Het volgende lid wordt ingevoegd:

„1 bis.   Uitgaven voor verbetering van de energie-efficiëntie en voor het gebruik van hernieuwbare energie in bestaande woningen zijn in elke lidstaat subsidiabel voor een bedrag dat maximaal 4 % van de totale EFRO-toewijzing beloopt.

De lidstaten stellen overeenkomstig artikel 56, lid 4, van Verordening (EG) nr. 1083/2006 in nationale regels categorieën van subsidiabele woningen vast, ter ondersteuning van de sociale samenhang.”.

2)

De inleidende zin van lid 2 wordt vervangen door:

„2.   De uitgaven voor huisvesting, behalve voor energie-efficiëntie en het gebruik van hernieuwbare energie, zoals vastgelegd in lid 1 bis, komen alleen voor steun in aanmerking voor lidstaten die op of na 1 mei 2004 tot de Europese Unie zijn toegetreden, indien aan de volgende voorwaarden is voldaan:”.

3)

Het volgende lid wordt toegevoegd:

„4.   In het geval van subsidies worden de volgende kosten beschouwd als in aanmerking komend voor een bijdrage uit het EFRO, mits zij worden gemaakt overeenkomstig de nationale regels, waaronder boekhoudregels, en onder de onderstaande specifieke voorwaarden:

i)

indirecte kosten gedeclareerd op forfaitaire basis tot 20 % van de directe kosten voor een actie;

ii)

forfaitaire kosten berekend door toepassing van door de lidstaten vastgestelde standaardschalen van eenheidskosten;

iii)

vaste bedragen voor alle of een deel van de kosten van een actie.

De onder i), ii) en iii) bedoelde opties kunnen alleen worden gecombineerd wanneer elk van hen een verschillende categorie van subsidiabele kosten betreft of wanneer zij voor verschillende projecten van dezelfde actie worden aangewend.

De onder i), ii) en iii) bedoelde kosten worden vooraf vastgesteld op grond van een eerlijke, billijke en verifieerbare berekening.
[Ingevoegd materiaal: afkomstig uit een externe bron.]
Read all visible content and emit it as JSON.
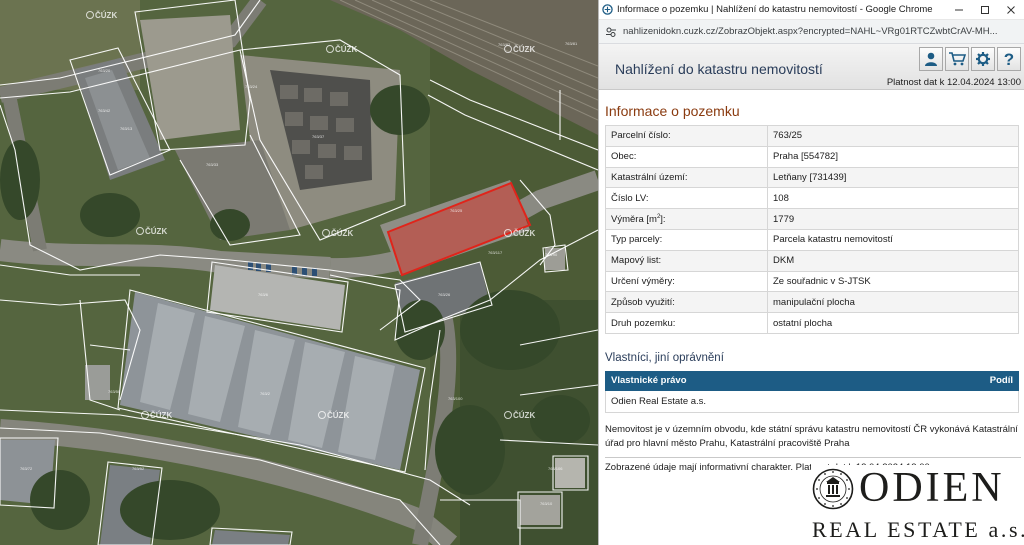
{
  "browser": {
    "window_title": "Informace o pozemku | Nahlížení do katastru nemovitostí - Google Chrome",
    "url": "nahlizenidokn.cuzk.cz/ZobrazObjekt.aspx?encrypted=NAHL~VRg01RTCZwbtCrAV-MH..."
  },
  "map": {
    "watermark": "ČÚZK",
    "highlight_color": "#e0241a"
  },
  "app": {
    "title": "Nahlížení do katastru nemovitostí",
    "validity": "Platnost dat k 12.04.2024 13:00",
    "toolbar": [
      "person-icon",
      "cart-icon",
      "gear-icon",
      "help-icon"
    ],
    "help_glyph": "?"
  },
  "parcel": {
    "section_title": "Informace o pozemku",
    "rows": [
      {
        "label": "Parcelní číslo:",
        "value": "763/25"
      },
      {
        "label": "Obec:",
        "value": "Praha [554782]"
      },
      {
        "label": "Katastrální území:",
        "value": "Letňany [731439]"
      },
      {
        "label": "Číslo LV:",
        "value": "108"
      },
      {
        "label_main": "Výměra [m",
        "label_sup": "2",
        "label_end": "]:",
        "value": "1779"
      },
      {
        "label": "Typ parcely:",
        "value": "Parcela katastru nemovitostí"
      },
      {
        "label": "Mapový list:",
        "value": "DKM"
      },
      {
        "label": "Určení výměry:",
        "value": "Ze souřadnic v S-JTSK"
      },
      {
        "label": "Způsob využití:",
        "value": "manipulační plocha"
      },
      {
        "label": "Druh pozemku:",
        "value": "ostatní plocha"
      }
    ]
  },
  "owners": {
    "section_title": "Vlastníci, jiní oprávnění",
    "header_right": "Vlastnické právo",
    "header_share": "Podíl",
    "owner": "Odien Real Estate a.s."
  },
  "note": "Nemovitost je v územním obvodu, kde státní správu katastru nemovitostí ČR vykonává Katastrální úřad pro hlavní město Prahu, Katastrální pracoviště Praha",
  "disclaimer": "Zobrazené údaje mají informativní charakter. Platnost dat k 12.04.2024 13:00.",
  "logo": {
    "name": "ODIEN",
    "subtitle": "REAL ESTATE a.s."
  }
}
Het onder iii) bedoelde vaste bedrag is niet hoger dan 50 000 EUR.”.

Artikel 2

Deze verordening treedt in werking op de twintigste dag volgende op die van haar bekendmaking in het Publicatieblad van de Europese Unie.

Artikel 1, lid 3, is evenwel van toepassing met ingang van 1 augustus 2006.
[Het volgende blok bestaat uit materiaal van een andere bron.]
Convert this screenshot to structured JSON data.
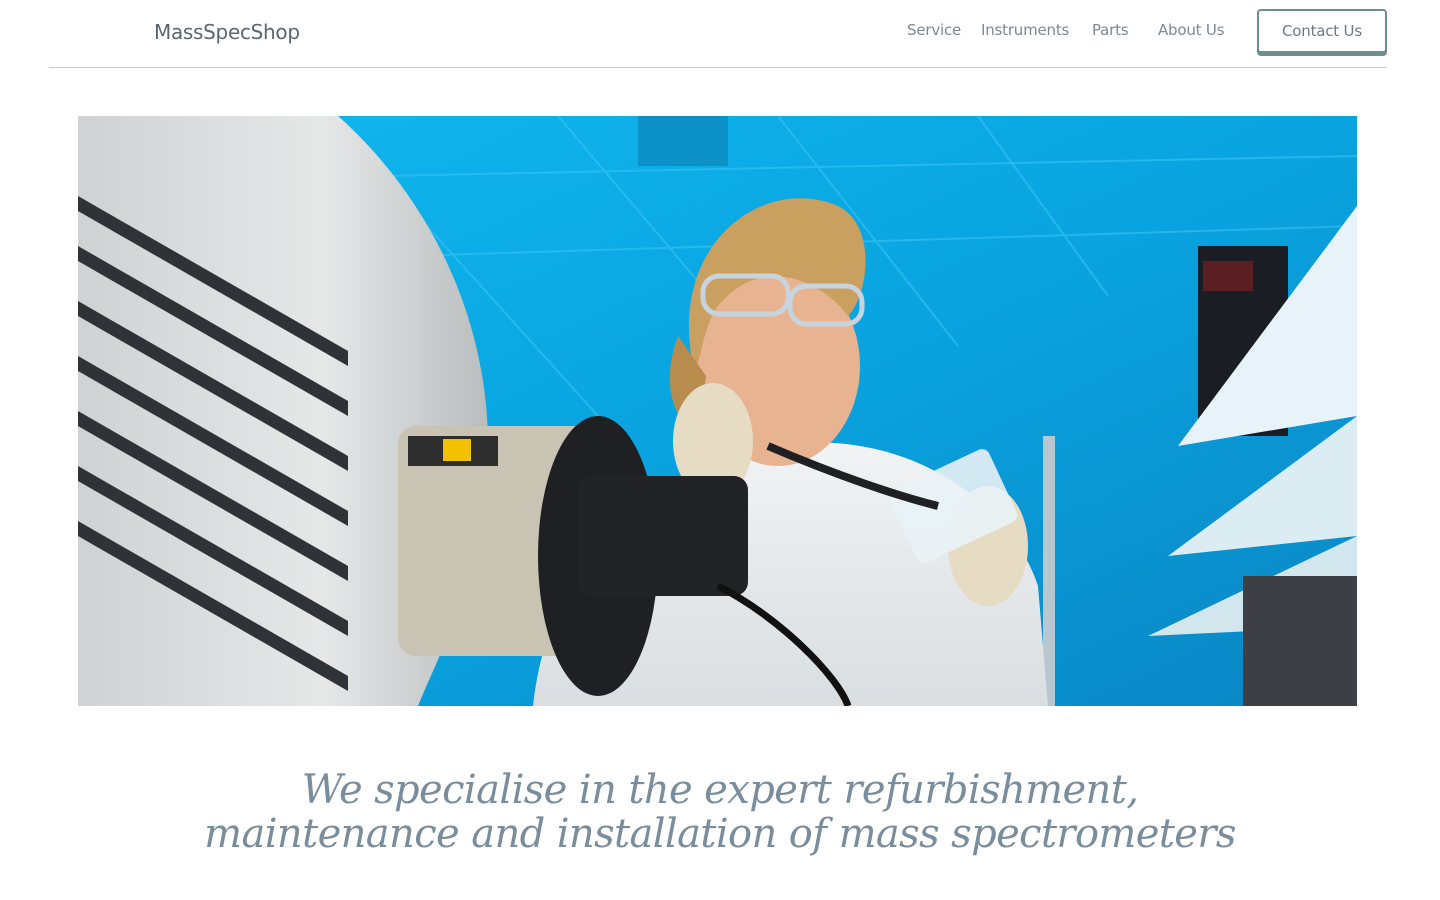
{
  "brand": {
    "name": "MassSpecShop"
  },
  "nav": {
    "items": [
      {
        "label": "Service"
      },
      {
        "label": "Instruments"
      },
      {
        "label": "Parts"
      },
      {
        "label": "About Us"
      }
    ],
    "cta_label": "Contact Us"
  },
  "hero": {
    "image": "photo of a lab scientist in safety glasses and gloves working at a mass spectrometer ion source, blue laboratory background"
  },
  "tagline": {
    "line1": "We specialise in the expert refurbishment,",
    "line2": "maintenance and installation of mass spectrometers"
  },
  "colors": {
    "text_muted": "#7d8891",
    "logo": "#5a6670",
    "button_border": "#6e8f92",
    "tagline": "#7a8d9c",
    "lab_blue": "#0aa7e0"
  }
}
Deze verordening is verbindend in al haar onderdelen en is rechtstreeks toepasselijk in elke lidstaat.

Gedaan te Straatsburg, 6 mei 2009.

Voor het Europees Parlement

De voorzitter

H.-G. PÖTTERING

Voor de Raad

De voorzitter

J. KOHOUT


(1)  Advies van 25 februari 2009 (nog niet bekendgemaakt in het Publicatieblad).

(2)  Advies van het Europees Parlement van 2 april 2009 (nog niet bekendgemaakt in het Publicatieblad) en besluit van de Raad van 5 mei 2009.

(3)  PB L 210 van 31.7.2006, blz. 1.

(4)  PB L 114 van 27.4.2006, blz. 64.